Kammerer sugirió que la coincidencia era meramente la punta de un iceberg dentro de un principio cósmico más grande, que la humanidad todavía apenas reconoce.
Al igual que la gravedad, es un misterio; pero a diferencia de ella, actúa selectivamente para hacer coincidir en el espacio y en el tiempo cosas que poseen alguna afinidad. “Así pues -concluyó-, al final tenemos la imagen de un mundo-mosaico o de un caleidoscopio cósmico que, a pesar de los constantes movimientos y nuevas disposiciones, también se preocupa por hacer coincidir cosas iguales.”


La sincronicidad de Jung

  Un gran salto hacia adelante tuvo lugar cincuenta años más tarde, cuando dos de las mentes más brillantes de Europa colaboraron para producir el libro más completo acerca de los poderes de la coincidencia, un libro que iba a dar lugar a controversia y a ataques por parte de teóricos rivales.
   Los dos hombres eran Wolfgang Pauli -cuyo principio de exclusión, ideado de una forma muy atrevida, le mereció el premio Nobel de física- y el psicólogo-filósofo suizo profesor Carl Gustav Jung. Su tratado llevaba el original título de Sincronicidad, un principio de conexión no causal. Descrito por un crítico americano como “el equivalente paranormal de una explosión nuclear”, utilizaba el término “sincronicidad” para ampliar la teoría de la serie de Kammerer. Según Pauli, las coincidencias eran “las huellas visibles de principios desconocidos”. Las coincidencias, explicó Jung, tanto si se dan aisladas como si aparecen en serie, son manifestaciones de un principio universal apenas conocido que opera con bastante independencia respecto de las leyes físicas. 

Atracción simpática

  El principio sospechado por Jung y Pauli, pero no identificado por ellos, según el cual los sucesos similares se agrupan en el tiempo, o se conectan con una misma persona, produciendo series o cadenas de sucesos, es la atracción simpática de los semejantes.
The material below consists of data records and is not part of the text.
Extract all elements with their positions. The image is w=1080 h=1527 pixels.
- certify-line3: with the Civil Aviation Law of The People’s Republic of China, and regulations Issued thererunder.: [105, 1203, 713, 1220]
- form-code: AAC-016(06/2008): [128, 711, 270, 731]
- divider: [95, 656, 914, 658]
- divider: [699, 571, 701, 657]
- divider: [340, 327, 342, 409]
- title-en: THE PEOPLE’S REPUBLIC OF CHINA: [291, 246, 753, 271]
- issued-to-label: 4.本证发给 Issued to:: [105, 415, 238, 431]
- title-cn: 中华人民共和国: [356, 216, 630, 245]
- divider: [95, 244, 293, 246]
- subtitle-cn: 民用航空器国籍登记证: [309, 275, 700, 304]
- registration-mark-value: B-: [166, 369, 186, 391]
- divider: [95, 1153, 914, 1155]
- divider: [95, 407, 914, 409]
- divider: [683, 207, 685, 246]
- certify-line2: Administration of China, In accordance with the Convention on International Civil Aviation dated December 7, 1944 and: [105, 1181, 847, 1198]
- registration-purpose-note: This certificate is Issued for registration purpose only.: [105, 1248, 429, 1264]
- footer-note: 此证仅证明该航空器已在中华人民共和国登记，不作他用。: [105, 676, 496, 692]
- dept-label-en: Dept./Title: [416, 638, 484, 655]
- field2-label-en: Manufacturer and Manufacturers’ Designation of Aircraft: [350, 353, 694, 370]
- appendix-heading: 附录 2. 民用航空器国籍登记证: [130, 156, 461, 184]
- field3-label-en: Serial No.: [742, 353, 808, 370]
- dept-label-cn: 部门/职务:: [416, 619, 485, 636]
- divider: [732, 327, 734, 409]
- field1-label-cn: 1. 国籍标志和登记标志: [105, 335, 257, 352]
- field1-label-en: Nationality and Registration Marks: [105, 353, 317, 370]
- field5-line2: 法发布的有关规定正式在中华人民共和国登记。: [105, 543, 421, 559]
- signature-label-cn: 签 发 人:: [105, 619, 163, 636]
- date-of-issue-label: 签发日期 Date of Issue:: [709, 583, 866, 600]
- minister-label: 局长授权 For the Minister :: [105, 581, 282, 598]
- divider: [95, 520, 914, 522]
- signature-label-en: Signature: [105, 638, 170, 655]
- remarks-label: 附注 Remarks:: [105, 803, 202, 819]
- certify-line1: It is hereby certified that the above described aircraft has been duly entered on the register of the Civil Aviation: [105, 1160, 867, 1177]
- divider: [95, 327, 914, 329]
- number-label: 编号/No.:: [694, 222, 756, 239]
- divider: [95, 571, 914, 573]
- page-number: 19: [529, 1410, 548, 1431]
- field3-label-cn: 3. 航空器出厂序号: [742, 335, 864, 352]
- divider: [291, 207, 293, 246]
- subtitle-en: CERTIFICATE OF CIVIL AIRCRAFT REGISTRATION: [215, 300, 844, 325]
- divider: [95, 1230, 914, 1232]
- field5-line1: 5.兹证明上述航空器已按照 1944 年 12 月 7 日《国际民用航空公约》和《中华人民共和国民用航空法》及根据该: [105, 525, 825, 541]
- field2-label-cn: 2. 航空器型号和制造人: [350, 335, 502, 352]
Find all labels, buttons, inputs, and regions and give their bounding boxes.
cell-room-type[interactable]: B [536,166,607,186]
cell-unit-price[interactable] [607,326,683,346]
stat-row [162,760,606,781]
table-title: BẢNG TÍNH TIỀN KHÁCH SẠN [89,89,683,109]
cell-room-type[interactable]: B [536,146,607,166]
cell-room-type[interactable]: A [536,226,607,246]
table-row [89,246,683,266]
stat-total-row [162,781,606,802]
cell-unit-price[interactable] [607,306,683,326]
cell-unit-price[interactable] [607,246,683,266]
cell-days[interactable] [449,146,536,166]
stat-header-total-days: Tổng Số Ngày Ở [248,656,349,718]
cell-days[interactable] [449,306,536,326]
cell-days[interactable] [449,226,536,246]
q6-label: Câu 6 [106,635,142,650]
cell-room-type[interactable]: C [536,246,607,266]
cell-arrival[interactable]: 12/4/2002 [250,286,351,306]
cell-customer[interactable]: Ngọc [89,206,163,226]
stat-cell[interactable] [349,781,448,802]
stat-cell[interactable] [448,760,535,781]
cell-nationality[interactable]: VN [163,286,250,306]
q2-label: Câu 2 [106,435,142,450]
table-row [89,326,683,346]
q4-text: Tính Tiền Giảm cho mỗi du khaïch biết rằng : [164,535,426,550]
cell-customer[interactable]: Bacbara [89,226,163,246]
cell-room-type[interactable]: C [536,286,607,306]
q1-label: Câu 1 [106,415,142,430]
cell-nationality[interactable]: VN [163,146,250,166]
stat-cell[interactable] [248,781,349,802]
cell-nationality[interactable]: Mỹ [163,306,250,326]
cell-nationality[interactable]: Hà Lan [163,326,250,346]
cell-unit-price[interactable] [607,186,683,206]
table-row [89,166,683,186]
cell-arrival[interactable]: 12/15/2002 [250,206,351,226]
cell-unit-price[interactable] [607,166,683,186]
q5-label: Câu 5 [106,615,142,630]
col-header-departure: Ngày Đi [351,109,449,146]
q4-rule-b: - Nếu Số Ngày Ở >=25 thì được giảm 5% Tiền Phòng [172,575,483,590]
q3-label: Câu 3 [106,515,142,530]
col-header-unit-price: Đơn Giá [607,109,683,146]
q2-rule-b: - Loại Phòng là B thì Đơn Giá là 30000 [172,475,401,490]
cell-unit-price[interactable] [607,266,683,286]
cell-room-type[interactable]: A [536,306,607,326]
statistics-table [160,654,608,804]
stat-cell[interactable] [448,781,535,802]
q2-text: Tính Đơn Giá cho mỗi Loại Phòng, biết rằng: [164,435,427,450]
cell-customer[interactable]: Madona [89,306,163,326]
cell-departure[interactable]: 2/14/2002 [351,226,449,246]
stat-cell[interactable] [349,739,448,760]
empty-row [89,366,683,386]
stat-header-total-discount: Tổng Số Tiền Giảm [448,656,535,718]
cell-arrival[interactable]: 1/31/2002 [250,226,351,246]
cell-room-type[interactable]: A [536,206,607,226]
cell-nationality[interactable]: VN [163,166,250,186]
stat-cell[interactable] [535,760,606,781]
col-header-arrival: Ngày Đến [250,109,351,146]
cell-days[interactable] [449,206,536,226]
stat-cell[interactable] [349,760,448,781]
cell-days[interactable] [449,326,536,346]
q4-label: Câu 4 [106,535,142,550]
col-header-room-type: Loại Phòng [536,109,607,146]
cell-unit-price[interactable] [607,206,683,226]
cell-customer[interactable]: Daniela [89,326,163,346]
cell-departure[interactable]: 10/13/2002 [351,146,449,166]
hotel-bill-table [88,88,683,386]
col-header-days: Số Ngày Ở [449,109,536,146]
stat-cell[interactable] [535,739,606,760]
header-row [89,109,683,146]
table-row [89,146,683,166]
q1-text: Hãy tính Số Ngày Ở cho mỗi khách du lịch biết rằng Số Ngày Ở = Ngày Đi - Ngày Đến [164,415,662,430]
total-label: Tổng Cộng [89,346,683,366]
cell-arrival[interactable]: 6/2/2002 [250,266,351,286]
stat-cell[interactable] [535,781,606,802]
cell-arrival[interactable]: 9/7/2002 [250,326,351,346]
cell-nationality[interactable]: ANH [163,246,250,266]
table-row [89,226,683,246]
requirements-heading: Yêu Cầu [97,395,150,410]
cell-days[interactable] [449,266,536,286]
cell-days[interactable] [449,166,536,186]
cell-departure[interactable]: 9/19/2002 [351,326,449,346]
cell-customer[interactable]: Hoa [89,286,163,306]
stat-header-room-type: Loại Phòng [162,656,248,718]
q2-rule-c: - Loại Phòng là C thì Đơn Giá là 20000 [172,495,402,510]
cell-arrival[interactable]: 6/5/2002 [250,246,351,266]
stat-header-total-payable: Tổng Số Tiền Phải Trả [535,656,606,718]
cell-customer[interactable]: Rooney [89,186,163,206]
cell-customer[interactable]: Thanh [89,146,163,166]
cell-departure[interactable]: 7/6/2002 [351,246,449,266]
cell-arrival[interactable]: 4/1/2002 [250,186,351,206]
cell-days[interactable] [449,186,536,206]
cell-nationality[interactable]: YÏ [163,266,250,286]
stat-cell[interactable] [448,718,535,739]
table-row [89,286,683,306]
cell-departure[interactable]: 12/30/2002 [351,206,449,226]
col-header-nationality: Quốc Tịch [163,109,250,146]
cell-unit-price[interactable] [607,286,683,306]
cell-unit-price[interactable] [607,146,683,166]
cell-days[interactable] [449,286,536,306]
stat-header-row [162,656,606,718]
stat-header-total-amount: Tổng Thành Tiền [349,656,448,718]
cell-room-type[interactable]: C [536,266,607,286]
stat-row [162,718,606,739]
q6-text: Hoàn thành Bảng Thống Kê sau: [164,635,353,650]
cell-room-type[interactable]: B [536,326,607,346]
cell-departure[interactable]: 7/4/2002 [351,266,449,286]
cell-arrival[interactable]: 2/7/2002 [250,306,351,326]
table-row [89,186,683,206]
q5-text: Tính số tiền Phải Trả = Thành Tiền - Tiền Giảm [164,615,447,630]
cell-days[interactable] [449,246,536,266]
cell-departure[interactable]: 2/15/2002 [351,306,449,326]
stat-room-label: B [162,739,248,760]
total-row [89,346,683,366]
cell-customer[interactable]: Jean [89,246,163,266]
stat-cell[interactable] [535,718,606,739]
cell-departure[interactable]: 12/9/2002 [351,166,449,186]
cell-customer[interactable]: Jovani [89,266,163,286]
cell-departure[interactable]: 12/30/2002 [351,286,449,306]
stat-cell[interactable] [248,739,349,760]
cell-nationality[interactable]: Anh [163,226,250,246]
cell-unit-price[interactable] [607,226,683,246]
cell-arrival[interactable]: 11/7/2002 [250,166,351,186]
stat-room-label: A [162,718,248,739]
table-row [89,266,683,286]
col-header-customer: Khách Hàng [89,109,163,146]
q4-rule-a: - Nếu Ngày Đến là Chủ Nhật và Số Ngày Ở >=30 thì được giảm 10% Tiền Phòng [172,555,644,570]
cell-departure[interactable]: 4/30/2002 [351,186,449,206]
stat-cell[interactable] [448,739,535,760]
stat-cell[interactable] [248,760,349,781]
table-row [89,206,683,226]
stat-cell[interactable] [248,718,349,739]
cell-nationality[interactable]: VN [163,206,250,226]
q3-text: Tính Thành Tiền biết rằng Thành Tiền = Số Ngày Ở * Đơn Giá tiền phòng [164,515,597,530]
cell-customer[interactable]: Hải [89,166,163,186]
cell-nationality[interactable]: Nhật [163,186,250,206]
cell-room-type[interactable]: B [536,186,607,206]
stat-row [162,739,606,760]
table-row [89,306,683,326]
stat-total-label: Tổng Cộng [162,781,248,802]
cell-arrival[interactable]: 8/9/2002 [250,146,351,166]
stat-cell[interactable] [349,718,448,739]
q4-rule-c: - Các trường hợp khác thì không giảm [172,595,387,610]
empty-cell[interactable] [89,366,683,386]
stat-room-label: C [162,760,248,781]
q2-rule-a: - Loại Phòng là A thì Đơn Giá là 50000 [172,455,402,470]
Aquella misma atracción que reúne a las personas con sensibilidad parecida, o con una misma visión del mundo, es la que agrupa acontecimientos similares. Afirmo que ella es la causa de la serialidad. Y no puede tratarse de una fuerza física en este caso, sino psíquica, pues las conexiones entre dichas personas y sucesos son puramente espirituales. Desde luego, estamos autorizados a buscar analogías en el mundo físico para definir esta fuerza, puesto que materia y espíritu son dos aspectos de una misma totalidad: el ser vivo.
   El molde virtual del espíritu modela al cuerpo, y éste, a su vez, al ser modificado, altera al espíritu. ¿Puede concebirse a un imán sin su campo magnético? Sin él, ya no es un imán. Del mismo modo, un ser vivo deja de serlo sin su espíritu. Mientras el hombre vive, está sometido a la acción de los campos espirituales individuales y sociales, cuyas fuerzas influencian su vida de manera aún poco conocida; tal vez más profundamente de lo que sospechamos.